<h1 style="color:orange">DataFrame Preparation and Manipulation with Pandas</h1> 

Pandas is a powerful library in Python for data manipulation and analysis. Central to its functionality is the DataFrame, which is a two-dimensional labeled data structure. In this tutorial, we'll cover some of the most important operations to prepare and manipulate a DataFrame using Pandas.

In [None]:
import pandas as pd

## 3. Creating a DataFrame
You can create a DataFrame from various data sources such as lists, dictionaries, NumPy arrays, CSV files, Excel files, and more. Here's how you can create a DataFrame from a dictionary:

In [None]:
data = {'Name': ['Alice', 'Bob', 'Charlie', 'David'],
        'Age': [25, 30, 35, 40],
        'Height': [5.2, 6.0, 5.6, 5.10],
        'City': ['New York', 'Los Angeles', 'Chicago', 'Houston']}

df = pd.DataFrame(data)
print(df)

## 4. Basic DataFrame Operations
### 4.1. Viewing DataFrame Information
You can use info() method to get a concise summary of the DataFrame:

In [None]:
print(df.info())

### 4.2. Viewing DataFrame Head and Tail
To view the first few rows of the DataFrame, you can use head() method:

In [None]:
print(df.head())

To view the last few rows, you can use tail() method:

In [None]:
print(df.tail())

## 5. Indexing and Selecting Data
### 5.1. Selecting Columns
You can select a single column by specifying its name:

In [None]:
print(df['Name'])

You can select multiple columns by passing a list of column names:

In [None]:
print(df[['Name', 'Age']])

### 5.2. Selecting Rows
You can select rows by their index using iloc[] or loc[]:

In [None]:
print(df.iloc[0])  # Select the first row
print(df.loc[1])   # Select the row with index 1

### 5.3. Conditional Selection
You can select rows based on certain conditions:

In [None]:
print(df[df['Age'] > 30])  # Select rows where Age is greater than 30

## 6. Adding and Removing Columns
### 6.1. Adding a Column
You can add a new column to the DataFrame:

In [None]:
df['Gender'] = ['Female', 'Male', 'Male', 'Female']
print(df)

### 6.2. Removing a Column
You can remove a column using drop() method:

In [None]:
df.drop('City', axis=1, inplace=True)
print(df)

## 7. Data Manipulation
### 7.1. Sorting Data
You can sort the DataFrame based on one or more columns:

In [None]:
print(df.sort_values(by='Age'))  # Sort by Age

### 7.2. Grouping Data
You can group data based on certain columns and perform operations:

In [None]:
grouped = df.groupby('Gender')
print(grouped.mean())  # Calculate mean age by gender

## 8. Handling Missing Data
### 8.1. Detecting Missing Data
You can detect missing data using isnull() or notnull():

In [None]:
print(df.isnull())   # True where values are NaN
print(df.notnull())  # True where values are not NaN

### 8.2. Handling Missing Data
You can handle missing data by dropping or filling them:

In [None]:
print(df.dropna())       # Drop rows with any NaN values
print(df.fillna(0))      # Fill NaN values with 0

## 9. Grouping Data and Computing Statistics
Pandas provides the groupby() method to group data based on one or more columns and perform operations on these groups. This is a powerful feature for analyzing and summarizing data based on different categories.

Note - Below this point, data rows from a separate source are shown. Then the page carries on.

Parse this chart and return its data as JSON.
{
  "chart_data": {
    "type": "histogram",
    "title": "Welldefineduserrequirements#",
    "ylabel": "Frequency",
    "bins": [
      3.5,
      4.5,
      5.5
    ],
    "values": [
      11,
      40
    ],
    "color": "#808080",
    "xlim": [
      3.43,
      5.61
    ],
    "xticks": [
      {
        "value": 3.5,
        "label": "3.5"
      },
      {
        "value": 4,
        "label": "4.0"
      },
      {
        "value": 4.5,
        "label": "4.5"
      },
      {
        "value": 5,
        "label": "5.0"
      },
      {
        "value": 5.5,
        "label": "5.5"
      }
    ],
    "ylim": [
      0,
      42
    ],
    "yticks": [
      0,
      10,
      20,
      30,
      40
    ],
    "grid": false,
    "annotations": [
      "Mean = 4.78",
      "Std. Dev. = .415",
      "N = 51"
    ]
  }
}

### 9.1. Grouping Data by a Single Column
You can group data by a single column using the groupby() method. Here's how you can group data by the 'Gender' column and compute statistics:

In [None]:
grouped = df.groupby('Gender')
print(grouped.describe())

This will produce a summary of statistics for each group.


### 9.2. Grouping Data by Multiple Columns
You can also group data by multiple columns. For example, you can group data by both 'Gender' and 'Age' columns:



In [None]:
grouped = df.groupby(['Gender', 'Age'])
print(grouped.mean())


This will compute statistics for each combination of gender and age.

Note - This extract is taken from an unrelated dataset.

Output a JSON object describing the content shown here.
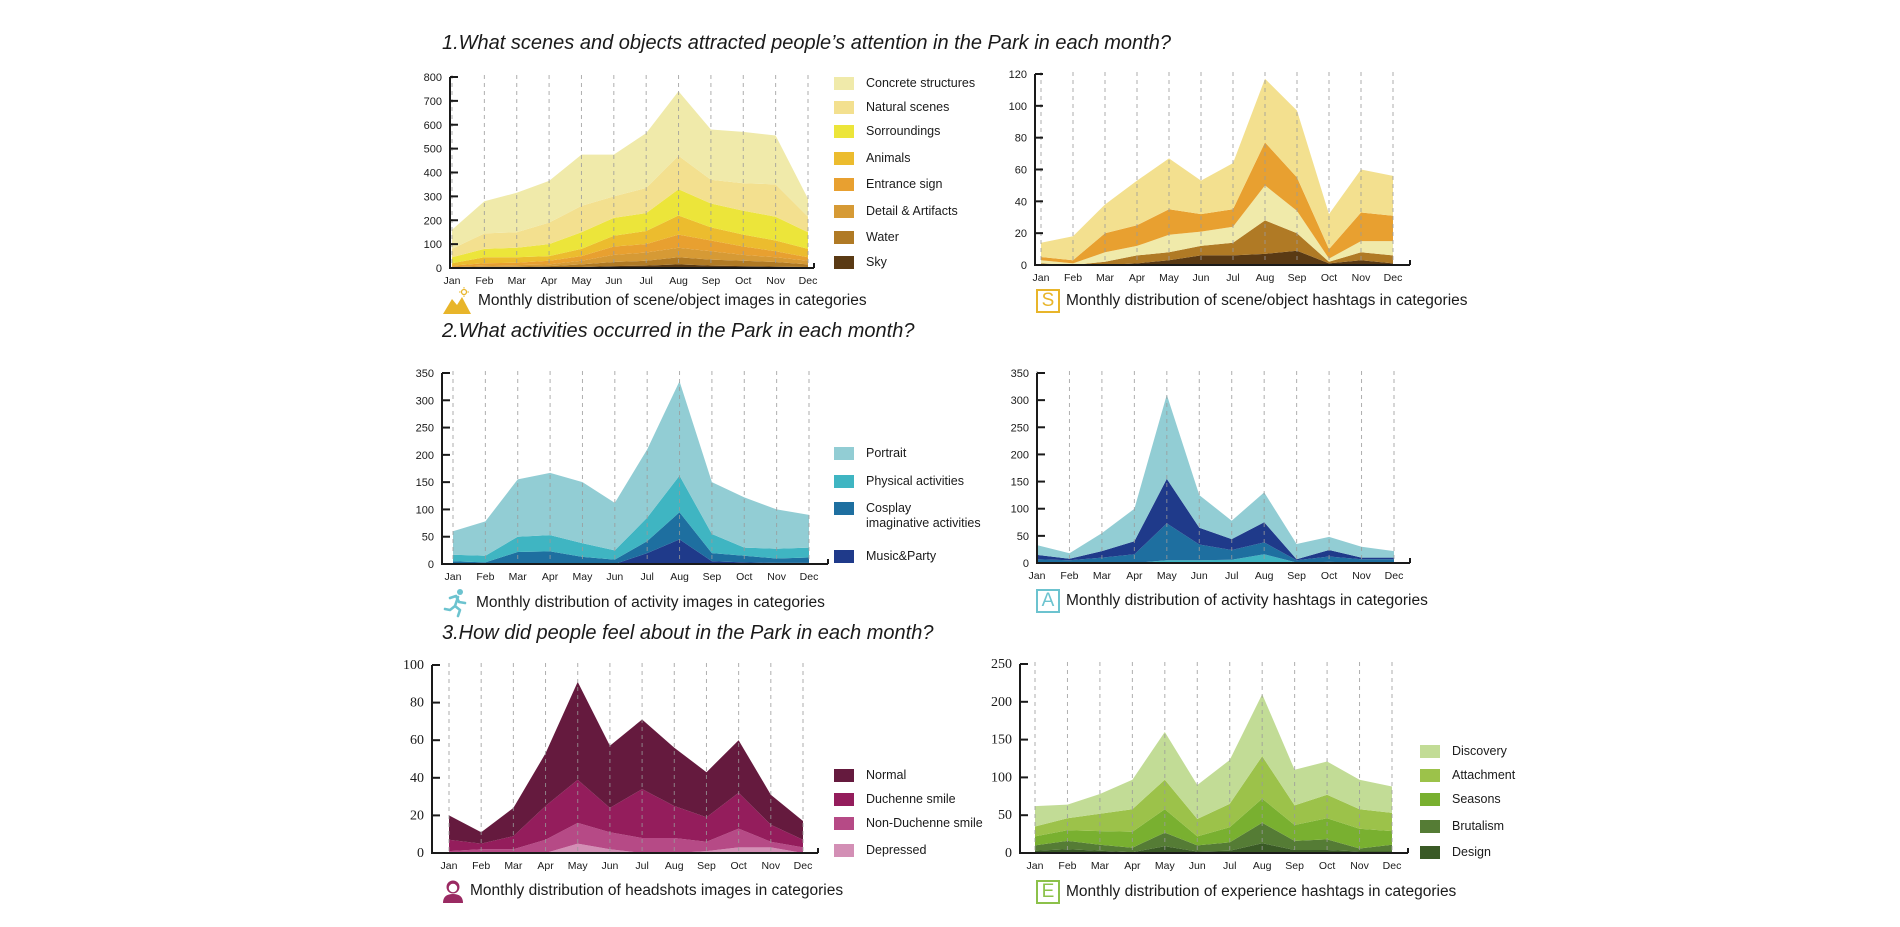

### 9.3. Computing Statistics on Grouped Data
Once data is grouped, you can compute various statistics on the groups. For example, you can compute the mean, median, sum, standard deviation, etc. For instance, to compute the mean age for each gender group:



In [None]:
print(grouped['Age'].mean())


Or to compute the median height for each gender group:



In [None]:
print(grouped['Height'].median())


### 9.4. Accessing Specific Statistics
You can access specific statistics for each group using methods such as mean(), median(), sum(), etc. For instance, to access the mean age for each gender group:



In [None]:
print(grouped['Age'].mean())

Or to access the median height for each gender group:

In [None]:
print(grouped['Height'].median())


This section provides an overview of how to group data using the `groupby()` method and compute statistics on the grouped data. It demonstrates the flexibility of Pandas for analyzing and summarizing data based on different categories.